Froid et tranchant comme la lame d’un couteau à cran d’arrêt, Wolf en a aussi l’efficacité. Voilà un film brutal et amer sur l’état des banlieues européennes, qui ne s’encombre pas d’artifices et d’effets de manche. Si sa parenté avec La Haine est une évidence, Wolf s’attarde plus sur ce qui se passe hors des cités, sur les difficultés d’intégration de la population d’origine immigrée. Wolf est un film lucide et sans parti-pris, peut-être le plus gros choc de ce début d’été, discret film hollandais n’ayant pourtant pas à souffrir de la comparaison avec le cinéma international.
À sa sortie de prison, Majid est en liberté conditionnelle et doit se soumettre à un contrôle constant des forces de l’ordre. Embauché dans l’entrepôt où son père travailla durant 30 ans, il supporte mal une vie dont il ne veut pas, préférant de loin continuer à vivre de petits larcins et surtout de la boxe qui lui permet d’évacuer sa rage. Cet amour du combat lui vaudra d’être approché par la pègre, qui veut de lui comme homme de main, l’entrainant dans une spirale dont il finira par perdre le contrôle et qui brisera ses rêves de carrière de champion de boxe, pour lesquels il avait tant sacrifié.

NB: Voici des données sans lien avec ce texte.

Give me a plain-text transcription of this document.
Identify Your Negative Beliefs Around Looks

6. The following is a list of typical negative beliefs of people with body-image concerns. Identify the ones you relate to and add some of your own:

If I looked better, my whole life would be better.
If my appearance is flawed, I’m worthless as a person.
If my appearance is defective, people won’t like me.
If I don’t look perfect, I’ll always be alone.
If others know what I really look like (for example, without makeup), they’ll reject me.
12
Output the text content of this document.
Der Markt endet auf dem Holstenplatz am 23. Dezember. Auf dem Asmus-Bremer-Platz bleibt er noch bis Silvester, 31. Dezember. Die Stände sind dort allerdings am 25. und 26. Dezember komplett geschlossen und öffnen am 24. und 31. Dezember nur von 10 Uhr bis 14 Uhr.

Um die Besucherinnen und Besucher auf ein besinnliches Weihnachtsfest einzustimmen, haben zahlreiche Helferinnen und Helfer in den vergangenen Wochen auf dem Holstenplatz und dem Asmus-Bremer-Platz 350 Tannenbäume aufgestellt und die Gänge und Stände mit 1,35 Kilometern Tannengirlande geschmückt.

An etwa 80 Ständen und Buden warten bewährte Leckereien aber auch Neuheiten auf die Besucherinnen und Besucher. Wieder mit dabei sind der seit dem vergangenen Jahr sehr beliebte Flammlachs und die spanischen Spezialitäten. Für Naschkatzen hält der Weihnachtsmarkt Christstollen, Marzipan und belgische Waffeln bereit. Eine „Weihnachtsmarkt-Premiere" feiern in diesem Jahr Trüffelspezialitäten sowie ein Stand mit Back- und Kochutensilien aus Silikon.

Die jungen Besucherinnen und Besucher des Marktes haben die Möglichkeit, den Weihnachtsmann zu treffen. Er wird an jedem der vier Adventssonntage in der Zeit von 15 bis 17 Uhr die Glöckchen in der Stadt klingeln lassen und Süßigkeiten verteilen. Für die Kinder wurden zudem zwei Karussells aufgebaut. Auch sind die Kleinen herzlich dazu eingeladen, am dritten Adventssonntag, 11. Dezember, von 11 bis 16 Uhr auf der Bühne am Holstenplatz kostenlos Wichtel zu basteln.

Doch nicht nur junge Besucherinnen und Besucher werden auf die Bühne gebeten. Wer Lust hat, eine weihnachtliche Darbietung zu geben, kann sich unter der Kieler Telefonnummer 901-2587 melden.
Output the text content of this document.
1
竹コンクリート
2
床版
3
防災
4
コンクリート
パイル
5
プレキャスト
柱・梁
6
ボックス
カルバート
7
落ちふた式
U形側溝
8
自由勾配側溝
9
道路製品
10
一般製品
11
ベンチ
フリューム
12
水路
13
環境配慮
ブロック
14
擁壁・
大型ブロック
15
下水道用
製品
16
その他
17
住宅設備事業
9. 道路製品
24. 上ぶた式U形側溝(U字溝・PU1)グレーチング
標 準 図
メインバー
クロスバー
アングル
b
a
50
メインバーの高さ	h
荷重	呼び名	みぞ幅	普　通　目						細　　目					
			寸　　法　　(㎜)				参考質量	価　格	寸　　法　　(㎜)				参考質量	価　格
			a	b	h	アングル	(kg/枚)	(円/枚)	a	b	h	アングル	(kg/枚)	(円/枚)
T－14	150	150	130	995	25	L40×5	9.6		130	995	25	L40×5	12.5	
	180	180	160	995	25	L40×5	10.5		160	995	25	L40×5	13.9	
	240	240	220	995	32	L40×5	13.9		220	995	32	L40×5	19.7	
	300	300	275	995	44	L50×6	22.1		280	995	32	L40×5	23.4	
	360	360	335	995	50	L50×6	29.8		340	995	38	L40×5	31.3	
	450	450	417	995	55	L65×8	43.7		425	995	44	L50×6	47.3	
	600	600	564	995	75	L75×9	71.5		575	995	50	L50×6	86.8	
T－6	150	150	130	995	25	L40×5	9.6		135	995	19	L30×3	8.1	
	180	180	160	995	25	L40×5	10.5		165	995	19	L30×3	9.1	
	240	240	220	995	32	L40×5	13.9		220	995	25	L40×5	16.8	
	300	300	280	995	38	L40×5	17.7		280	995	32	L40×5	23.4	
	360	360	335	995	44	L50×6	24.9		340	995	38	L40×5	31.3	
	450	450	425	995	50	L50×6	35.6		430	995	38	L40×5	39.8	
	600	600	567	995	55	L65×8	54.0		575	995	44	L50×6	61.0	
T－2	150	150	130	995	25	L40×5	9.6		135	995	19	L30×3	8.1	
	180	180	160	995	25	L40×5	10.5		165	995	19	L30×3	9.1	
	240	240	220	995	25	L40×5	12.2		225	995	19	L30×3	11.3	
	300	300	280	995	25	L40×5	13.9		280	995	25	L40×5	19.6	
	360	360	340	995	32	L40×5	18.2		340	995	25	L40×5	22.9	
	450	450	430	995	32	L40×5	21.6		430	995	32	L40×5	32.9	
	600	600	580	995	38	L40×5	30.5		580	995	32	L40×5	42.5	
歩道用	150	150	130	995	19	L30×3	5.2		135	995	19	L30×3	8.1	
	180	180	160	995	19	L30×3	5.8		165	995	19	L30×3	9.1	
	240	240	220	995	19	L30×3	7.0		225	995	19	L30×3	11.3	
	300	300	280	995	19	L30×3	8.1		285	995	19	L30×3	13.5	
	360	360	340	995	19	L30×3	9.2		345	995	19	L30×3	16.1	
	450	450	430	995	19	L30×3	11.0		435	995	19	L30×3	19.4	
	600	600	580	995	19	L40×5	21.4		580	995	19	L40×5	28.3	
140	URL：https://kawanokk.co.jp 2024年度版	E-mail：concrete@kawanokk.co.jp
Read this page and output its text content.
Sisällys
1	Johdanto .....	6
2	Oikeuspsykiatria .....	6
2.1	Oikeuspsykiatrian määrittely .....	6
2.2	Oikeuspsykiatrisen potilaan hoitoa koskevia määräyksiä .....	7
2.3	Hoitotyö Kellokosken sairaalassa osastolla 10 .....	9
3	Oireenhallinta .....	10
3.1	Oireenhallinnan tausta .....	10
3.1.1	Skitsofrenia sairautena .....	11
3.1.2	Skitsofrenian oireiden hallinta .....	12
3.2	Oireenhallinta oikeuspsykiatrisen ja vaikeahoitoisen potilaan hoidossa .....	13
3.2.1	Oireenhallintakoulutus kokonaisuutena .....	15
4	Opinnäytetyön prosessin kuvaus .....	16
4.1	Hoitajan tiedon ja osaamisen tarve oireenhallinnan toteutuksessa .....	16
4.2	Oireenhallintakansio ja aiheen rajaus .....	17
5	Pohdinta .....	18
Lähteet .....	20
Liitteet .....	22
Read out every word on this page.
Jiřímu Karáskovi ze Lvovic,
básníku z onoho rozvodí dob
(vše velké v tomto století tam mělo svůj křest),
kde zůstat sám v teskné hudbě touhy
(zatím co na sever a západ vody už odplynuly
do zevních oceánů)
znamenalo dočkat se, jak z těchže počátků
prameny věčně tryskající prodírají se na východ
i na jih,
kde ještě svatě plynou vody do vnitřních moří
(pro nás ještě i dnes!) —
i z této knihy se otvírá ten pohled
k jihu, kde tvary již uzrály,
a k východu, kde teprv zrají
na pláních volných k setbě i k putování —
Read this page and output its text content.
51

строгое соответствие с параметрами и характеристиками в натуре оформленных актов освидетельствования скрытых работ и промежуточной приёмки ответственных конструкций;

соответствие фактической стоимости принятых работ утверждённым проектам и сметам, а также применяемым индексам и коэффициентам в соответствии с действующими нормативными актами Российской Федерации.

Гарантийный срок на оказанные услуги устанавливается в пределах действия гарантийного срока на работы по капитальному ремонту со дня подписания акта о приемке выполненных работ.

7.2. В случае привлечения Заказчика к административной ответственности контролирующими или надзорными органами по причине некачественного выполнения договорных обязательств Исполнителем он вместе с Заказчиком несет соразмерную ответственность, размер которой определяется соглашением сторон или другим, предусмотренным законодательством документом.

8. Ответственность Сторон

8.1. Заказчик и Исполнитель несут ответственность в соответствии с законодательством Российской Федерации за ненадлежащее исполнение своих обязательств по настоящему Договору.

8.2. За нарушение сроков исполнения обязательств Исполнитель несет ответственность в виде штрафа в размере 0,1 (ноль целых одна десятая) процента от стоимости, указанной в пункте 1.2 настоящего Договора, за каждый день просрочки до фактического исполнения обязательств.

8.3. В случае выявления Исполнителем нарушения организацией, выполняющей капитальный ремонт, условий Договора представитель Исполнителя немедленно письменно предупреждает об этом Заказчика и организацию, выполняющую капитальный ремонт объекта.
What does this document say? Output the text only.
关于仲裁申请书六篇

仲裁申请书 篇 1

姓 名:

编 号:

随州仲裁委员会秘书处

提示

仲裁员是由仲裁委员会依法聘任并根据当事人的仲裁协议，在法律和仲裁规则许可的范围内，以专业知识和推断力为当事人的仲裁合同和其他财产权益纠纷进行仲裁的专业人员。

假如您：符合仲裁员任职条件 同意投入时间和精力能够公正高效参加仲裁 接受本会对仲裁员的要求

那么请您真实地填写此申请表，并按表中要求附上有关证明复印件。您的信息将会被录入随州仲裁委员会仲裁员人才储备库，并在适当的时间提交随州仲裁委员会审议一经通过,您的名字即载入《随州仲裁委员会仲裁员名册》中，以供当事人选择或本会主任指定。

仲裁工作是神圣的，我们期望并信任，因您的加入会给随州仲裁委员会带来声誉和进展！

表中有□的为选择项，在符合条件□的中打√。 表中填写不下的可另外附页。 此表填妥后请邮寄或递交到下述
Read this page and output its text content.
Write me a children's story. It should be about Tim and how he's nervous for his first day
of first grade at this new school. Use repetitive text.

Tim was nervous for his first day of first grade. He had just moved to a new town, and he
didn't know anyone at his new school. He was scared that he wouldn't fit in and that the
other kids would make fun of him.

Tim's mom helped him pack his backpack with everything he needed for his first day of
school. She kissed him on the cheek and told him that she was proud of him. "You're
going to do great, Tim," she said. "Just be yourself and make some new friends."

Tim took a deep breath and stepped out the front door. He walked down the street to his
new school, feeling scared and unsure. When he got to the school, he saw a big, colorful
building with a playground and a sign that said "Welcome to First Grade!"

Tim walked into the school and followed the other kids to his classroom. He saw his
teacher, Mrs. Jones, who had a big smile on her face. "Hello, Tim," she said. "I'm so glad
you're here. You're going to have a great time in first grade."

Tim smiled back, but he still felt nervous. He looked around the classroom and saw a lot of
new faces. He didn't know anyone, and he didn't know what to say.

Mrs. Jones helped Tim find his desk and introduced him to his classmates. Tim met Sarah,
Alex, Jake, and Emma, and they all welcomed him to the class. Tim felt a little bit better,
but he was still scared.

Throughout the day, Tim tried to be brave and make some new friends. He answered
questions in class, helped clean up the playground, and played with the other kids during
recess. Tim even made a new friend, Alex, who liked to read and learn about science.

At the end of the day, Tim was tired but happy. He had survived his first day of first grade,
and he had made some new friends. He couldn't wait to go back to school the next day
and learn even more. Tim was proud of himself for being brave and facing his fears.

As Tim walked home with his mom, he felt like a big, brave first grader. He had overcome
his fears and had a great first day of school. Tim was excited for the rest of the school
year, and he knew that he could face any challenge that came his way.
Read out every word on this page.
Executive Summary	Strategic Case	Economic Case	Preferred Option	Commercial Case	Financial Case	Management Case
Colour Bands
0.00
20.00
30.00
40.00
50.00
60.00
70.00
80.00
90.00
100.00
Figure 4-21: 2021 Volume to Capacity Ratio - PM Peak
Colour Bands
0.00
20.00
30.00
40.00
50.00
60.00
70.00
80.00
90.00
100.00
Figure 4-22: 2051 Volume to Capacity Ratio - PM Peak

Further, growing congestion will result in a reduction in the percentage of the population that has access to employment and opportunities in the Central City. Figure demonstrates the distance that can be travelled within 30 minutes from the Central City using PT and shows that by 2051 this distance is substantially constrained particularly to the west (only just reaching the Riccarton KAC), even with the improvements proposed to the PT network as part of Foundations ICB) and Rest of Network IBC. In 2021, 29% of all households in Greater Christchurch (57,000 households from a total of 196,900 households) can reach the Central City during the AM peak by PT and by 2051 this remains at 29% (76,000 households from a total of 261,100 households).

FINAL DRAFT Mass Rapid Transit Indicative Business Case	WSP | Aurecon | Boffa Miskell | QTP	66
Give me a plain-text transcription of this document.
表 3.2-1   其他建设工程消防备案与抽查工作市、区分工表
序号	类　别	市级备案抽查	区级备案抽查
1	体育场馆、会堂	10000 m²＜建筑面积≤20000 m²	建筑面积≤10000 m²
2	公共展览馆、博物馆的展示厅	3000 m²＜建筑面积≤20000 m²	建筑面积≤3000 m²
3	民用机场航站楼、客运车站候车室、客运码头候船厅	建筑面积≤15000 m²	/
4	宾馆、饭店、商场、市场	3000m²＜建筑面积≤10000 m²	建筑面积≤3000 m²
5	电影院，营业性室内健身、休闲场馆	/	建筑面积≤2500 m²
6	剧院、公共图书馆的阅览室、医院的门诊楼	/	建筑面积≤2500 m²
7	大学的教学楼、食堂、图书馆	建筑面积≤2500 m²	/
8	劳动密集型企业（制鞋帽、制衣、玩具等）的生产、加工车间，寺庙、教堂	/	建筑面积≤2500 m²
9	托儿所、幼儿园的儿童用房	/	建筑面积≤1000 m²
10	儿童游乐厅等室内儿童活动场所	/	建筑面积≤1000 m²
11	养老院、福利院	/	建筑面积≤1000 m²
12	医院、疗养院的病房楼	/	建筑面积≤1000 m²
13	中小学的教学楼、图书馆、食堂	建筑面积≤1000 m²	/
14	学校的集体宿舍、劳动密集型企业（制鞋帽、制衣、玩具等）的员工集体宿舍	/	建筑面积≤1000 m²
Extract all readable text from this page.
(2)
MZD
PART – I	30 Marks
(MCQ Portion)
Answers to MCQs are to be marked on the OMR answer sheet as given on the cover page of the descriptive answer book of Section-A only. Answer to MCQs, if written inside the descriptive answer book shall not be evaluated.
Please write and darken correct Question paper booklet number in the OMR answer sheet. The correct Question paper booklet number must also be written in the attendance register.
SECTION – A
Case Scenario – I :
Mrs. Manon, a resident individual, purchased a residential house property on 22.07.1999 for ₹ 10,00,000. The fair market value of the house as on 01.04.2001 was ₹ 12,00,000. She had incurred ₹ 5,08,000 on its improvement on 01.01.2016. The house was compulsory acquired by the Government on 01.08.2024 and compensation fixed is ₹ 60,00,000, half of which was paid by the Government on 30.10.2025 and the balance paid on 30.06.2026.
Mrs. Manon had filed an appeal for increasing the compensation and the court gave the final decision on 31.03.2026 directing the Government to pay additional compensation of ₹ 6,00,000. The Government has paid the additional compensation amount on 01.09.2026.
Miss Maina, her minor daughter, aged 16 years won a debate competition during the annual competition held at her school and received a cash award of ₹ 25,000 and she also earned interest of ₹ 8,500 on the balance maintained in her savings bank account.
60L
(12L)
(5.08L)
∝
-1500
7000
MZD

Wolf touche avant tout par sa sincérité, par un humanisme d’autant plus convaincant qu’il n’est pas manichéen. Majid est un garçon qui veut réellement s’en sortir, mais n’a jamais appris à survivre sans faire usage de la violence. Il est pris entre quatre feux qui constituent autant de choix impossibles : la boxe, la pègre, l’amour et la famille. De tous ces choix il fera le plus mauvais, le plus dangereux et finalement, le plus facile. Wolf est sans concession sur l’état des cités européennes, qui sont partout les mêmes délabrements sociaux. Des endroits méprisés, aux populations stigmatisées, qui prennent de force ce que la société refuse de leur laisser gagner dignement. Des populations qui ne connaissent rien d’autre que les trafics, la survie et la débrouille, la plupart du temps en-dehors de la légalité.
On dit souvent de manière hasardeuse qu’un noir et blanc et beau dans un film, comme si c’était un gage de talent. Le réalisateur Jim Taihuttu semble l’avoir compris et travaille réellement le procédé, sans esbroufe ni épate. Les contrastes sont élevés au rang d’art tellement le film est très lisible, malgré un éclairage sombre. Mais c’est la nuit que les images sont les plus belles, la ville apparaissant dans toute la beauté d’une nappe noire parsemée d’éclairages publics. Si le noir et blanc était historiquement une contrainte technique, il est devenu avec le temps un argument artistique, superbement exploité ici.
La bande-originale de Wolf, sobre et pleine d’angoisse, correspond étrangement au personnage de Majid, homme de peu de mots et aux colères imprévisibles. Marwan Kenzari, qui l’interprète, alterne le bon avec l’excellent. Il atteint par moments la grâce des acteurs capables de transmettre les émotions les plus intenses d’un simple regard, tout en retenue et en réserve. Cette musique, ces instants entre Majid et Hamza, son frère malade, tout concorde à créer les moments les plus forts et touchants du film, jusqu’aux larmes…
Wolf est un film sur ce loup qu’est Majid, un homme affamé de tout ce que la vie a offert aux autres, mais lui a refusé. Il veut simplement sa part du gâteau et ne comprend pas que ses règles à lui ne vaillent pas autant que leurs règles à eux. Jim Taihattu fait passer un message fort et clair aux politiques et aux citoyens que nous sommes : dans une société de consommation comme la nôtre, il n’y a rien de plus dangereux que la frustration que nos règles discriminantes engendrent chez les plus défavorisées. Il y malheureusement fort à parier qu’une fois de plus, le message de ce cinéaste tombe dans les oreilles de sourds.